# Stupid question removing a speaker



## jeckel7234 (May 26, 2013)

Hi all,
I know this is way simplar than im thinking, but im having trouble figuring out how to pull the speaker cover & trim off. The speakers blown. I thought the trim was just held in by clips and it would just pop out but ive tried prying up underneath it and starts pushing into the drywall. And the paint isnt holding it down, 

Thanks.


----------



## ktkelly (Apr 7, 2007)

You can use something like a dental tool that has a small hooked end to pop the mesh speaker grill off, and then you'll see 3 screws on each side that you need to loosen to get the speaker out.

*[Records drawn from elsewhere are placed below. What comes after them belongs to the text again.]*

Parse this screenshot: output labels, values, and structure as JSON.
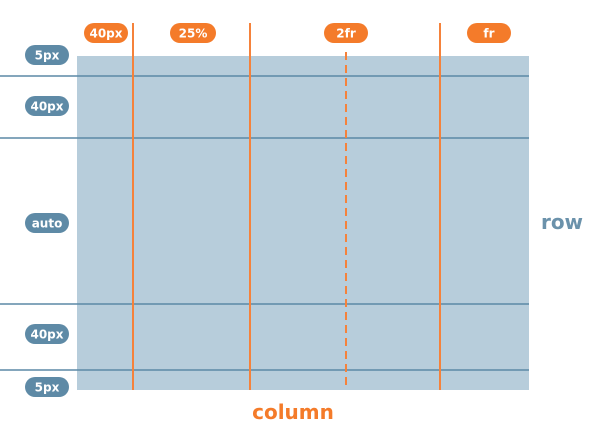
{
  "colors": {
    "grid_fill": "#b7cddb",
    "row_line": "#5b89a6",
    "row_pill": "#5e8aa6",
    "column_line": "#f5823b",
    "column_pill": "#f47b2a",
    "row_label": "#6b92ab",
    "column_label": "#f47b2a"
  },
  "columns": [
    {
      "label": "40px"
    },
    {
      "label": "25%"
    },
    {
      "label": "2fr"
    },
    {
      "label": "fr"
    }
  ],
  "rows": [
    {
      "label": "5px"
    },
    {
      "label": "40px"
    },
    {
      "label": "auto"
    },
    {
      "label": "40px"
    },
    {
      "label": "5px"
    }
  ],
  "axis": {
    "row_label": "row",
    "column_label": "column"
  }
}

You might be able to get the grill off by prying qith a very small screw driver as well.

Those six screws tighten the "dogs" that clamp the speaker bezel to the sheetrock.


----------



## jeckel7234 (May 26, 2013)

thanks


----------



## diyorpay (Sep 21, 2010)

I'm thinking plastic trim (frame) snaps in to some kind of bracket. I'd try the thinnest knife (maybe the cheap long thin razors at the dollar store?) and do one or more passes around the outside, as close and flat to the wall as possible. 

If you hit an 'obstruction', it could be a tab that gets pushed in slightly to remove frame. Try then a very thin putty knife and put some pressure on the tabs on one side of frame. If you can get one side and either top or bottom, frame should pop. Then screws holding screen cover should be obvious.

If you break any tabs, reinstall with small dabs of silicone.


----------